08 / 08 / 2019
Is Data Anonymization Nothing More Than An Easy Guessing Game?
THE ANSWER IS NO. BUT BY THE WAY SOME CLAIM TO “ANONYMIZE” DATA, YOU’D CERTAINLY THINK SO!
A recent academic study shone a light on practices that claim to achieve anonymization but in fact fall short. On one level, it highlights the pitfalls of simply removing or obfuscating direct identifiers and sampling when attempting to anonymize datasets. However, it also exposes an uglier truth – many out there are misusing the term “anonymization” when describing how they claim to address privacy concerns regarding the use of personal data.
Guess who? Hmm. You got it right…again.
Here’s an easy way to understand what’s going on.Remember the popular board game Guess Who? Your opponent “picks” a character and you ask questions about characteristics of that character to progressively narrow down the list of possibilities until you can identify them. The more you know about the target, the easier it gets. Importantly, you always win – it’s just a matter of how many questions it takes.
What does that mean when it comes to anonymization? It illustrates that issuing datasets having obfuscated direct identifiers is perilous because you give all the facts at once so re-identifiability is almost certain for a dataset of any complexity. Even “anonymizing” certain attributes to make them less identifiable (generalising person names to gender, exact hair colour to “light/dark”, etc.) still leads to re-identification risk if there are enough attributes to combine. Let’s play a game of Guess Who to demonstrate this in action.
“Are you wearing a hat?”
“No.” This leaves 19 people it could be.
“Do you have yellow hair?”
“No.” That leaves 15 people.
“Do you have glasses?”
“Yes.” Down to 3 people.
“Are you have white hair?”
“No.” Congratulations, you’ve identified the person with 4 pieces of information (I’m Tom!).
If I had said “yes” to the question about wearing a hat and “yes” if you then asked if I’m a woman, you would have identified me with only 2 pieces of information (Claire).
Imagine how easy it is with a database containing 10s or even 100s of fields.
If you can ask an unlimited number of questions, you can go through the sequence above and re-identify any individual. If some characteristics are tweaked it would be slightly more difficult to re-identify individuals, however you can simply ask more questions. If all attributes are completely obfuscated or jumbled, it may be impossible to re-identify anyone, but that ruins the game (or in analytical terms, the utility is destroyed). Similarly, if you have a set of descriptions like those shown below, you can match each row to someone on the board and the more features you have, the easier it is to match with someone.

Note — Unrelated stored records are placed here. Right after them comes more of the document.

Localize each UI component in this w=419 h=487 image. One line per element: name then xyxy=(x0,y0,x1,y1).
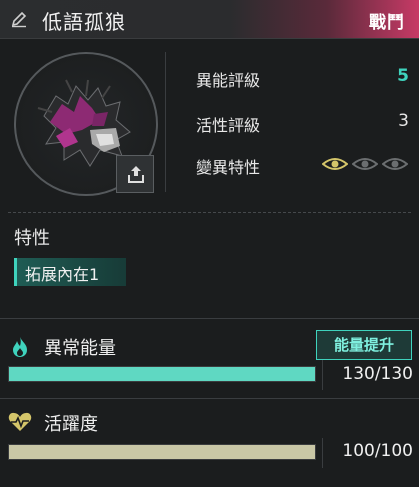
creature-name[interactable]: 低語孤狼 xyxy=(42,6,126,35)
header-bar: 低語孤狼 戰鬥 xyxy=(0,0,419,39)
heartbeat-icon xyxy=(8,412,32,431)
eye-icon-active xyxy=(322,158,348,170)
anomaly-rating-value: 5 xyxy=(397,66,409,86)
traits-title: 特性 xyxy=(14,228,50,249)
vitality-bar xyxy=(8,444,316,460)
vitality-rating-label: 活性評級 xyxy=(196,116,261,135)
pencil-icon[interactable] xyxy=(10,10,28,28)
vertical-divider xyxy=(165,52,166,192)
energy-value: 130/130 xyxy=(342,364,413,384)
energy-boost-button[interactable]: 能量提升 xyxy=(316,330,412,360)
energy-label: 異常能量 xyxy=(44,338,116,359)
divider xyxy=(322,438,323,468)
section-divider xyxy=(8,212,411,213)
vitality-label: 活躍度 xyxy=(44,414,98,435)
mutation-eyes[interactable] xyxy=(322,156,412,172)
divider xyxy=(322,360,323,390)
export-icon xyxy=(128,166,144,183)
energy-bar xyxy=(8,366,316,382)
trait-item[interactable]: 拓展內在1 xyxy=(14,258,126,286)
section-divider xyxy=(0,398,419,399)
export-button[interactable] xyxy=(116,155,154,193)
vitality-rating-value: 3 xyxy=(398,111,409,131)
eye-icon xyxy=(352,158,378,170)
vitality-bar-fill xyxy=(9,445,315,459)
anomaly-rating-label: 異能評級 xyxy=(196,71,261,90)
section-divider xyxy=(0,318,419,319)
energy-bar-fill xyxy=(9,367,315,381)
combat-tag: 戰鬥 xyxy=(369,13,405,33)
vitality-value: 100/100 xyxy=(342,441,413,461)
eye-icon xyxy=(382,158,408,170)
flame-icon xyxy=(13,337,27,357)
mutation-trait-label: 變異特性 xyxy=(196,158,261,177)
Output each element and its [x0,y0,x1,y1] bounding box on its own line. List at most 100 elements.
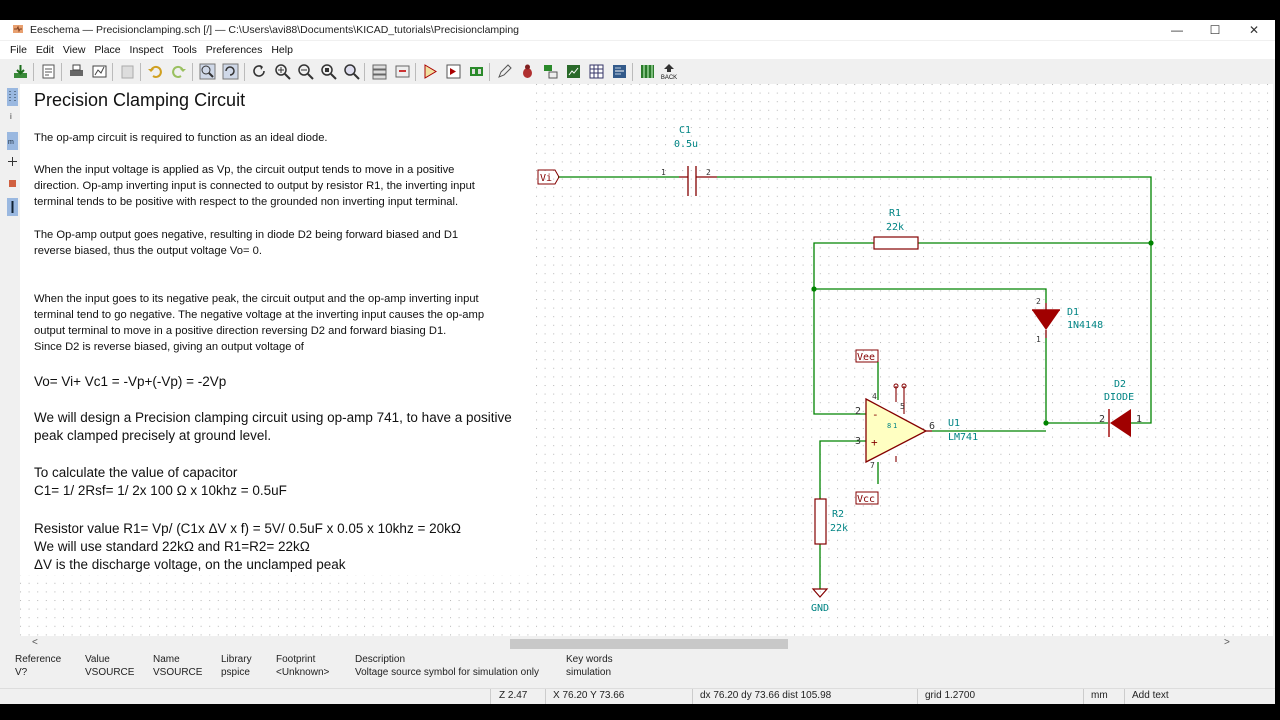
menu-tools[interactable]: Tools [172,41,197,56]
status-bar: Z 2.47 X 76.20 Y 73.66 dx 76.20 dy 73.66… [0,688,1275,704]
r1-value: 22k [886,222,904,233]
pcb-layout-icon[interactable] [611,63,628,80]
d2-pin-2: 2 [1099,414,1105,425]
plot-icon[interactable] [91,63,108,80]
back-label: BACK [660,75,678,81]
msg-label-reference: Reference [15,654,62,665]
leave-sheet-icon[interactable] [394,63,411,80]
power-label-vcc[interactable]: Vcc [855,491,879,505]
symbol-editor-icon[interactable] [422,63,439,80]
window-title: Eeschema — Precisionclamping.sch [/] — C… [30,24,520,36]
menu-place[interactable]: Place [94,41,120,56]
schematic-canvas[interactable]: Precision Clamping Circuit The op-amp ci… [20,84,1273,651]
find-replace-icon[interactable] [222,63,239,80]
power-label-vee[interactable]: Vee [855,349,879,384]
menu-help[interactable]: Help [271,41,293,56]
scrollbar-thumb[interactable] [510,639,788,649]
hierarchy-navigator-icon[interactable] [371,63,388,80]
status-mode: Add text [1132,690,1169,701]
redo-icon[interactable] [170,63,187,80]
d2-pin-1: 1 [1136,414,1142,425]
status-divider [1124,689,1125,704]
status-divider [545,689,546,704]
maximize-button[interactable]: ☐ [1195,20,1235,40]
status-divider [917,689,918,704]
netlist-icon[interactable] [588,63,605,80]
erc-icon[interactable] [519,63,536,80]
pcbnew-icon[interactable] [639,63,656,80]
zoom-out-icon[interactable] [297,63,314,80]
resistor-r1[interactable]: R1 22k [873,208,919,250]
u1-pin-6: 6 [929,421,935,432]
menu-file[interactable]: File [10,41,27,56]
toolbar-separator [61,63,62,81]
menu-inspect[interactable]: Inspect [130,41,164,56]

The Value of True Anonymization
Based on the above, you might be wondering how valuable anonymization is at all. But not all efforts to anonymize are equally effective. Or, more accurately, not all types of “anonymization” are actually anonymization. As the recent academic study demonstrated, many datasets are being released and presented as anonymised but in fact will allow for re-identifcation with relative ease.
True anonymization may analyse granular data but only returns aggregate statistics or calculations. These aggregate responses do not include identifiers and require that responses meet certain thresholds (minimum number of individuals represented, each individual contributing no more than x% to the results, etc.). How do you apply this to the Guess Who example? Well, you would simply refuse to answer the question about glasses or any other question that leaves less than some minimum threshold of people. It might not make the 8 year old you’re playing against happy, but it prevents individuals from being easily identified with the data available.
In the real world (board games aside), achieving true anonymization is not easy to do. Striking the balance between privacy and utility requires a sophisticated approach that incorporates innovative technological, structural, legal and organisational safeguards. All applied by true experts – in both data science and privacy. Not all solutions do this and not all solutions achieve true GDPR-grade anonymization. Then again, nobody ever said that applying anonymization was child’s play.